Ki-67 (or Ki67) is a measure of the proliferative activity of breast cancer cells, i.e., the proportion of dividing cells. Ki-67 normally can be found in breast cancer pathology reports, including biopsy reports. High Ki-67 has been linked to unfavorable breast cancer outcomes in numerous breast cancer studies. It provides prognostic information in addition to that given by tumor size, grade, hormone receptor status and number of positive lymph nodes. In other words, tumors of a given size, grade, and receptor and lymph node status with low Ki-67 tend to have better outcomes than tumors with the same characteristics and high Ki-67. Now a new study has affirmed that Ki-67 is a valuable prognostic indicator for luminal breast cancer and that values over 14% indicate poor prognosis.

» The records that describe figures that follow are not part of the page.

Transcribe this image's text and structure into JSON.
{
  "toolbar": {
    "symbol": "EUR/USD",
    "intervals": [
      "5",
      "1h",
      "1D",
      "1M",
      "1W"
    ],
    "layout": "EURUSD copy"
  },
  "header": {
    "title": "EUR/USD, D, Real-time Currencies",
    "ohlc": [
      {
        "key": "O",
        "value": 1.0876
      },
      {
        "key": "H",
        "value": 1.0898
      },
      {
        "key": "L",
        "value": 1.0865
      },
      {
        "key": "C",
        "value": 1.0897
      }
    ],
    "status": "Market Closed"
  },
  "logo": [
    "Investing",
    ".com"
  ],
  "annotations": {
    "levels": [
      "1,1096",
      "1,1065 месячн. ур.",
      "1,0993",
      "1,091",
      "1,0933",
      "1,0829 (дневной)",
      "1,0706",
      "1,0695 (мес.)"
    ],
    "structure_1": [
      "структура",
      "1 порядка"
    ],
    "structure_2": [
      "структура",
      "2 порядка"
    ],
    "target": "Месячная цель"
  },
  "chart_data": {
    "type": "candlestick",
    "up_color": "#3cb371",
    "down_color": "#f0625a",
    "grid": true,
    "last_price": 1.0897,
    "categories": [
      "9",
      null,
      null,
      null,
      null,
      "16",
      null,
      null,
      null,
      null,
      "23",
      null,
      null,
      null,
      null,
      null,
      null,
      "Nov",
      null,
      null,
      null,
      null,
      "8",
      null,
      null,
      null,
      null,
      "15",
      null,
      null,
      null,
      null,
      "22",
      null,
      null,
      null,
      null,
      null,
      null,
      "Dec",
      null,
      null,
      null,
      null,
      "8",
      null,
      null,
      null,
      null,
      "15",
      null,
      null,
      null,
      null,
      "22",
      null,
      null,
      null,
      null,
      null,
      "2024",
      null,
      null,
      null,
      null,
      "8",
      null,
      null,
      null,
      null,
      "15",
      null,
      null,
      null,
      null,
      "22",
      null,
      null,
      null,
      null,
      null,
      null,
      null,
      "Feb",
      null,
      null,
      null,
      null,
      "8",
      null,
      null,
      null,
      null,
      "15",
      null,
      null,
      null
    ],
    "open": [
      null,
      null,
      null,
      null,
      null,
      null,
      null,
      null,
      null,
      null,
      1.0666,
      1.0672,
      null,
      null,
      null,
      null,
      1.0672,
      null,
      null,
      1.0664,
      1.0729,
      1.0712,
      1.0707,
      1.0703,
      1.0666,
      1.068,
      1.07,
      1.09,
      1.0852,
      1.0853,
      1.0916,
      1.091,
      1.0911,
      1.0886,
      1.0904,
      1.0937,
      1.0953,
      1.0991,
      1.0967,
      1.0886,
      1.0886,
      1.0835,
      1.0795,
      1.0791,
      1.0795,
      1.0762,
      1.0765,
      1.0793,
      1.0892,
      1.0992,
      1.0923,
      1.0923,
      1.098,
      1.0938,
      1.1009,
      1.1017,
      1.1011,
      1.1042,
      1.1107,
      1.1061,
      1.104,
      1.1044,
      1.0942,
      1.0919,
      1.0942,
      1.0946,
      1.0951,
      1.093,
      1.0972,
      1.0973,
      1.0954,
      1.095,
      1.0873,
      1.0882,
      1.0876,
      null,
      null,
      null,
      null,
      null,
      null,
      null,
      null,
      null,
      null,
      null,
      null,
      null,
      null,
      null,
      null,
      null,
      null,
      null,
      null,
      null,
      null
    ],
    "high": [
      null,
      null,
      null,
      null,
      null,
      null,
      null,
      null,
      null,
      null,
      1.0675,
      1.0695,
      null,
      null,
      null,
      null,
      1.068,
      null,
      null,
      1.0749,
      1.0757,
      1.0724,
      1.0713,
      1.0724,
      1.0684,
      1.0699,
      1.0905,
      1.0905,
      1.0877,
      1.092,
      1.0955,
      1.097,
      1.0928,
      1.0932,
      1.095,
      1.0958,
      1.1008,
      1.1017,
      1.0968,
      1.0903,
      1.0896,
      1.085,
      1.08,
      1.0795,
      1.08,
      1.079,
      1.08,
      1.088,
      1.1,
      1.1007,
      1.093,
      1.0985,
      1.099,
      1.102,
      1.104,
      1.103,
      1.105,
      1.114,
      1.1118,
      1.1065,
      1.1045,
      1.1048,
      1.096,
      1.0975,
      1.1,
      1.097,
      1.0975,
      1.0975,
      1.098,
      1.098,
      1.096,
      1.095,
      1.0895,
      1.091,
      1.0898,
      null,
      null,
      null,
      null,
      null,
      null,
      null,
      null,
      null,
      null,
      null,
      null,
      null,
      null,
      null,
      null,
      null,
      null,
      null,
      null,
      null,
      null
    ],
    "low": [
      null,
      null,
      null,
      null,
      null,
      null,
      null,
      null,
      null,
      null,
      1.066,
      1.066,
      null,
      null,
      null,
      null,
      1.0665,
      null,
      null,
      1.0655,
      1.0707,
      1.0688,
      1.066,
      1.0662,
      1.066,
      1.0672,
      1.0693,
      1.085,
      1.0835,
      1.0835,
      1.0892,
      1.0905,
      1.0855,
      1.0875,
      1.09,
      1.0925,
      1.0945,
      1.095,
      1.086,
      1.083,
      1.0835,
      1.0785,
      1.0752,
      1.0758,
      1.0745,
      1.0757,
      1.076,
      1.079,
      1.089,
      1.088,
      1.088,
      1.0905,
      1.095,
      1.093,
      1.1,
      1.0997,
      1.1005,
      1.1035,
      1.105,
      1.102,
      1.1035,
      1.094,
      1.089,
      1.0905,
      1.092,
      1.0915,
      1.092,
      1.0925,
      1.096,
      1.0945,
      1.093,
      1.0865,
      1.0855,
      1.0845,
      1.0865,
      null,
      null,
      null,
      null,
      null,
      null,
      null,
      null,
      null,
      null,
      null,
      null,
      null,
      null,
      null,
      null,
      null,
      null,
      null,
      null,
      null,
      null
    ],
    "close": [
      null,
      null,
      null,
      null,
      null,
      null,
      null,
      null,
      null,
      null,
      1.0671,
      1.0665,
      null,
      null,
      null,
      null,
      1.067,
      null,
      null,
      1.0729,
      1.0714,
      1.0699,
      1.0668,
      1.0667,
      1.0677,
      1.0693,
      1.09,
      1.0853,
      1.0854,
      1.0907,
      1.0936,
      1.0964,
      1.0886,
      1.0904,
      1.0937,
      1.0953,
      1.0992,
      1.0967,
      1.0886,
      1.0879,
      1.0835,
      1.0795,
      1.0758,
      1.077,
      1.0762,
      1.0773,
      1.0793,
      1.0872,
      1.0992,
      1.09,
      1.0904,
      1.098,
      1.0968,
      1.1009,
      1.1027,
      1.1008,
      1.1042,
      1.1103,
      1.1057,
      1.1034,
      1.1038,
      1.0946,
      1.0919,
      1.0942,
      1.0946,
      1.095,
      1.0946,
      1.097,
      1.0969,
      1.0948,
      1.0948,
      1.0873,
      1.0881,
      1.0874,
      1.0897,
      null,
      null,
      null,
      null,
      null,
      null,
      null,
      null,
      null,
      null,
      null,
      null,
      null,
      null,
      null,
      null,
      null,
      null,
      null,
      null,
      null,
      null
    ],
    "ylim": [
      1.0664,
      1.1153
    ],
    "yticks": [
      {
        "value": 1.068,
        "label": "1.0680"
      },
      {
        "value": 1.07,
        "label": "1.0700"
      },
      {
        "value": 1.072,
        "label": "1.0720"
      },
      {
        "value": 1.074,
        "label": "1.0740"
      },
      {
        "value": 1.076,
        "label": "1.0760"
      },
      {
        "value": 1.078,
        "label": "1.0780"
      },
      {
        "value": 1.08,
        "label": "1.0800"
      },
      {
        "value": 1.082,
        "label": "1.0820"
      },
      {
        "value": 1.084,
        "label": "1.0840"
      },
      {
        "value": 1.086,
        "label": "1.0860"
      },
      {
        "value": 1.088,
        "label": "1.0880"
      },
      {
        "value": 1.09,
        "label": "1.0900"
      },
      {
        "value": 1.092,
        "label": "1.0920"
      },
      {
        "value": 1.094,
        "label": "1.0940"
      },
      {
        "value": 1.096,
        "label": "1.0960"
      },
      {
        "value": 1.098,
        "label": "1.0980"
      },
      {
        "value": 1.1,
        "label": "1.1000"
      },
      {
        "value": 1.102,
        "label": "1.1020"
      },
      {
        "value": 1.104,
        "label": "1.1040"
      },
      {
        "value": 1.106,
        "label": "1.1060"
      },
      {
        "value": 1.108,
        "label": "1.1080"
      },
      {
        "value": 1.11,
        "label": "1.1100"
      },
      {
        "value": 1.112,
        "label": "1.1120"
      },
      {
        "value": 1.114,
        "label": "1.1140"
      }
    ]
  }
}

While women with small, lymph node negative, estrogen receptor positive (ER+) tumors generally have a very favorable prognosis, some do relapse. Ki-67 can help determine which of these women might benefit from chemotherapy. In addition, Ki-67 can help predict progression of LCIS to invasive breast cancer. The effectiveness of adjuvant (presurgical) systemic treatment also can be evaluated by comparing Ki-67 before treatment (in the biopsy tissue sample) to Ki-67 after breast cancer surgery.
Ki-67 is a marker of breast cancer cell proliferation
Ki-67 is an antigen, a compound that causes the immune system to produce antibodies against it. Ki-67 is a protein found only in growing, dividing cells and not in cells in the resting phase of the cell cycle. Although it is apparent that Ki-67 has an important role in cell division, its exact function is not well understood. Nevertheless, it appears to be a useful measure of proliferation. High Ki-67 is defined variously by different researchers. Generally speaking, Ki-67 levels over 14% to 25% are considered high (depending on breast cancer type and biopsy type) whereas levels over 40% are considered very high.
Luminal breast cancer
Breast cancer has traditionally been classified by breast cancer cell receptor status. Receptors are proteins found on some cells to which hormones such as estrogen and other compounds will attach. For example, estrogen receptor positive (ER+) cancer cells incorporate the estrogen receptor protein. However, researchers are increasingly categorizing breast cancer according to whether it is luminal, basal (also known as basal-like) or HER2 positive. These are molecular phenotypes determined by gene expression profiling.
Luminal cells are designed to secrete water and nutriments to produce breast milk. Luminal tumors can be subdivided into luminal A and luminal B. Up to 60% of breast cancer patients have luminal A tumors. Luminal A breast cancer is normally strongly estrogen receptor positive (ER+) and progesterone receptor positive (PR+) and not HER2 overexpressing, with low tumor grade and low proliferation. ER+/PR+/HER2- tumors are usually luminal A. Luminal B breast cancer is characterized by weak to moderate ER and PR positivity. It can be HER2- or HER2+ and may have low tumor grade, but has higher proliferation and DNA instability than luminal A. ER+/PR- and ER-/PR+ tumors normally have luminal B phenotype.
Latest research finds Ki-67 predicts luminal BC prognosis
The study referenced at the beginning of this news story was designed to investigate the prognostic significance of Ki-67. The authors also wanted to establish the most accurate and useful prognostic cut-off for high Ki-67. To conduct the study, the authors used data regarding 495 fine needle biopsies from patients with luminal breast cancer who underwent surgery between 2005 and 2011 at Hospital de la Santa Creu i Sant Pau, Barcelona. The study excluded women with stage IV or HER2+ disease. Clinical records were used to obtain pathology data such as tumor grade and Ki-67.
Ki-67 was found to be a continuous variable associated with both unfavorable overall survival and unfavorable breast cancer-specific survival. In other words, generally speaking, the higher the Ki-67 percentage, the worse the outcome. The authors determined that breast cancer-specific survival was poor when Ki-67 exceeded 14%. On the other hand, relapse-free survival was not found to be associated with Ki-67 during the study period. The authors conclude that the prognosis of luminal breast cancer can be predicted using Ki-67 and that a standard cut-off value of 14% for fine needle biopsies makes sense. The authors note that information about the specimen type used to determine Ki-67 should be recorded in the pathological report.